Sherlock Holmes (Jeremy Brett) and Dr. John Watson (Edward Hardwicke) are visited by Dr. Mortimer (Alastair Duncan) with an unusual story. Mortimer is friend and physician to the Baskerville family. Recently Sir Charles Baskerville (Raymond Adamson) died under mysterious circumstances. The family lore tells of a 200-year-old curse when a Sir Hugo Baskerville was killed on the moor by a spectral hound. Since then, the curse has been visited on each subsequent squire of the estate.

Since Sir Charles’ death his next, and last, relative is his nephew, Henry Baskerville (Kristoffer Tabori). Henry was raised in America and is returning to England to take up his post as squire of the manor. Dr. Mortimer is concerned for Henry’s life. Holmes dismisses the curse but there were some aspects of the doctor’s story that point to a natural cause for Sir Charles’ death. As such it raises Holmes’ interest in the case. The detective agrees to help.

Holmes says that he is currently involved with another case but sends Dr. Watson to protect Henry and keep an eye on him. He also instructs Watson to send reports back to keep him up to date on whatever events happen. On the way to the estate Watson sees quite a few police. He is told that an escaped criminal named Selden (William Ilkley), is in the area. At the manor Sir Henry and Watson meet the caretakers of the manor Mr. and Mrs. Barrymore (Ronald Pickup and Rosemary McHale). The manor and the people in the area all seem a little depressed and withdrawn.

Watson begins his reports and brings them to the post office. On the way back to the estate he meets a neighbor, Mr. Stapleton (James Faulkner). Stapleton is an entomologist. He invites Watson to meet his sister Beryl (Fiona Gillies). In front of the house Stapleton runs off chasing after a butterfly specimen. While Stapleton is occupied elsewhere Beryl comes running from the house. Mistaking Watson for Henry, she urges him to leave the moors and run back to London. Everyone seems to have an opinion on what Sir Henry should do. With Holmes seemingly out of the picture for a while Watson is on his own, and it appears he has his work cut out for him. It seems that everyone has a secret in this depressive place, and there are more things to be afraid of on the moors than just a 200-year-old curse.

“The Hound of the Baskervilles” was released in 1988 and was directed by Brian Mills. It is a British television movie and a horror mystery based on the third novel by Arthur Conan Doyle.
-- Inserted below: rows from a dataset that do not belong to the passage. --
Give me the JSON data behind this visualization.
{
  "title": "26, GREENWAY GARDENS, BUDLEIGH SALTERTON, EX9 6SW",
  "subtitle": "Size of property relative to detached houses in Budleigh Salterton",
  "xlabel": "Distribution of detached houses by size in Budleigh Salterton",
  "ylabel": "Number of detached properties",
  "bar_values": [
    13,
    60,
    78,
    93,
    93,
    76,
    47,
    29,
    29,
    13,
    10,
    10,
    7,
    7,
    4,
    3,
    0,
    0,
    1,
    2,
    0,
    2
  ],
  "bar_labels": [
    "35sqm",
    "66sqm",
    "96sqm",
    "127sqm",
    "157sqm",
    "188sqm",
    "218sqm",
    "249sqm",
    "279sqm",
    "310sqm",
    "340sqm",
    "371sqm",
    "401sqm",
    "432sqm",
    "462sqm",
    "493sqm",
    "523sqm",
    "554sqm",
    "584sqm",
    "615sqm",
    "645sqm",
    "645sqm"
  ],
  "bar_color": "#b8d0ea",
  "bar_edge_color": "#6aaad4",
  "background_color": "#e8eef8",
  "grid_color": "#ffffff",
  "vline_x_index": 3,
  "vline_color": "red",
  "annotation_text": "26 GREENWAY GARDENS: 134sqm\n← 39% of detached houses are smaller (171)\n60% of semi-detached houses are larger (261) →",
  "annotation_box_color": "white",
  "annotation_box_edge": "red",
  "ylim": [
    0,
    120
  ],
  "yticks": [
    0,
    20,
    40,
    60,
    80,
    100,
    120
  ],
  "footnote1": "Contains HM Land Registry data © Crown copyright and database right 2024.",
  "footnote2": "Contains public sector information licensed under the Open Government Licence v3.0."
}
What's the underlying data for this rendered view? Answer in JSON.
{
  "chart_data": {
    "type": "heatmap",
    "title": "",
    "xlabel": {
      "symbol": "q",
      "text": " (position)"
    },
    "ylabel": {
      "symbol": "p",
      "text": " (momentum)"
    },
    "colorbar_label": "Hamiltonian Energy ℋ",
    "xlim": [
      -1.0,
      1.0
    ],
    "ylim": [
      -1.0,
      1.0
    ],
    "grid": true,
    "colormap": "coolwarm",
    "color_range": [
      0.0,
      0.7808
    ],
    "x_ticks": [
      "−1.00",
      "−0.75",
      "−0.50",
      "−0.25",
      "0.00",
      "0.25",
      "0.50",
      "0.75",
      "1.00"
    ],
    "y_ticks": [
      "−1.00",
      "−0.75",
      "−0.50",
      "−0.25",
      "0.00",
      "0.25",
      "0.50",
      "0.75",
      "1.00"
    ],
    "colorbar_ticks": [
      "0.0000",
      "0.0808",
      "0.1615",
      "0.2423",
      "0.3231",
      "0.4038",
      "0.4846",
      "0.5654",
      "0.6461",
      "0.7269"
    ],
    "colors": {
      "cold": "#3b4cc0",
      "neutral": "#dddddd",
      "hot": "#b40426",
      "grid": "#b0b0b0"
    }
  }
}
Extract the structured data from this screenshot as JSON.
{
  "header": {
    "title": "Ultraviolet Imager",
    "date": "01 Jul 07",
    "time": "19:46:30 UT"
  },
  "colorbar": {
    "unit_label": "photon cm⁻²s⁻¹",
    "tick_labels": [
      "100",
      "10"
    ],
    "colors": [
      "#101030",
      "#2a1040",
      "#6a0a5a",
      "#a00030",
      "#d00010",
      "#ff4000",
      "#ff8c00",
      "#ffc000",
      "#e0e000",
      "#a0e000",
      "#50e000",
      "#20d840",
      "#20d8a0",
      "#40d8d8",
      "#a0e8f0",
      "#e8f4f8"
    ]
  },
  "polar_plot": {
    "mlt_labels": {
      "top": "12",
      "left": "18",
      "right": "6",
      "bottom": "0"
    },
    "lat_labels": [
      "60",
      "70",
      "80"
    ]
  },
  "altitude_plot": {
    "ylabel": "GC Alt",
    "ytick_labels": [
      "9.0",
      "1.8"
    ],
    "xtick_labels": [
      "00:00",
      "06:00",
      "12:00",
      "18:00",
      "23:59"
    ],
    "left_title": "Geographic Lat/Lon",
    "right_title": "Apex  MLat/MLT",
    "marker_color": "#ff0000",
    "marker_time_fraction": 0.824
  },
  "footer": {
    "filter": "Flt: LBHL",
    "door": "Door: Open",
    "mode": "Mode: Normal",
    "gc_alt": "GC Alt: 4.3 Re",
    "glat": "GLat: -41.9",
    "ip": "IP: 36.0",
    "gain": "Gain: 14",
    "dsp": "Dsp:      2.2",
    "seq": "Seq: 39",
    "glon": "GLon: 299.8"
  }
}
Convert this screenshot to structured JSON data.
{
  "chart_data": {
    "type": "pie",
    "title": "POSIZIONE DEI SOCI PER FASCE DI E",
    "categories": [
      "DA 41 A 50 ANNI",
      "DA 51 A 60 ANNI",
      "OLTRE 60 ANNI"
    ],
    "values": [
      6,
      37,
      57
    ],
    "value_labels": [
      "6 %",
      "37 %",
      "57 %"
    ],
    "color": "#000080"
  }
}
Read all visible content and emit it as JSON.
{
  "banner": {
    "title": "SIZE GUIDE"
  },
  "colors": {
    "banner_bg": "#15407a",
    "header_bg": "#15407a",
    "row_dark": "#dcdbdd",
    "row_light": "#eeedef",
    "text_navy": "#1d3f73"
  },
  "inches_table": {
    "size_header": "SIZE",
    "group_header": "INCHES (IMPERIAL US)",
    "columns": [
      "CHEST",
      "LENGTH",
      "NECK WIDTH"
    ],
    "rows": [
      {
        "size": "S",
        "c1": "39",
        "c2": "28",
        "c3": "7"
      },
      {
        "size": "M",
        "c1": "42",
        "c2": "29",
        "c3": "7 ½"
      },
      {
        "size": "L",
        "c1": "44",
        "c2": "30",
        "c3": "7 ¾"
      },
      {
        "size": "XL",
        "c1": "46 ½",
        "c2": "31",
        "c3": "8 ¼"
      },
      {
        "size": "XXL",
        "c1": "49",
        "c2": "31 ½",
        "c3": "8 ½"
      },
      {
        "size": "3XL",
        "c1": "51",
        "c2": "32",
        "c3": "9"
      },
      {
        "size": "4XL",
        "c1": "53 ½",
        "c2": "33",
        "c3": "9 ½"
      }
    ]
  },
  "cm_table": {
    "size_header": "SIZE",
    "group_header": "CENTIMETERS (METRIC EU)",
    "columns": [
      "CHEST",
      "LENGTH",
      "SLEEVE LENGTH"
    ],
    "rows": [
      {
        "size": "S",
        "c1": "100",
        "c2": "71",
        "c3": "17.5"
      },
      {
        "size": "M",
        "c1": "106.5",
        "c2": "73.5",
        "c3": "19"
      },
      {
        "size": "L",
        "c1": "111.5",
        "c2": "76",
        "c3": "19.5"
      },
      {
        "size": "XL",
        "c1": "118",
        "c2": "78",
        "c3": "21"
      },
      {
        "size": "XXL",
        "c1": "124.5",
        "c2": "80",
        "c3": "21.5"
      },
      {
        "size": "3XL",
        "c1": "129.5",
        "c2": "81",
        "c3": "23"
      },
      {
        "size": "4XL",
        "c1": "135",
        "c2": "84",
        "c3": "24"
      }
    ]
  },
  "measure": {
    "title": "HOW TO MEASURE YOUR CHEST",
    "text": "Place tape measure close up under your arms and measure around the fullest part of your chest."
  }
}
The film was produced by Granada Television. The movie is actually episode 26 of the Granada television, Sherlock Holmes series. It is the second of two movies done for the series. The first series ran from 1984 to 1985 with thirteen episodes. The next series ran from 1986 to 1988 and was thirteen episodes. The third series ran from 1991 to 1993 and was comprised of nine episodes. Finally, the fourth series ran in March and April 1994 and was 6 episodes long. The first movie or full-length episode was “The Sign of Four” 1987 episode 21. The two films were part of the second series. The entire production starred Jeremy Brett as Sherlock Holmes and Edward Hardwicke as Dr. Watson.

The movie was good and very moody, but it is not my favorite “Hound of the Baskervilles” film nor is it my favorite Jeremy Brett film either. Budgetary problems caused the film to receive less attention than it should. The hound was also less impressive than, say, the drug induced specter that Benedict Cumberbatch had to deal with, but then the BBC took a lot of liberties with the entire story. This hound was glow-in-the-dark green and then only sometimes. Despite not being the best Granada production, it was still interesting and very atmospheric.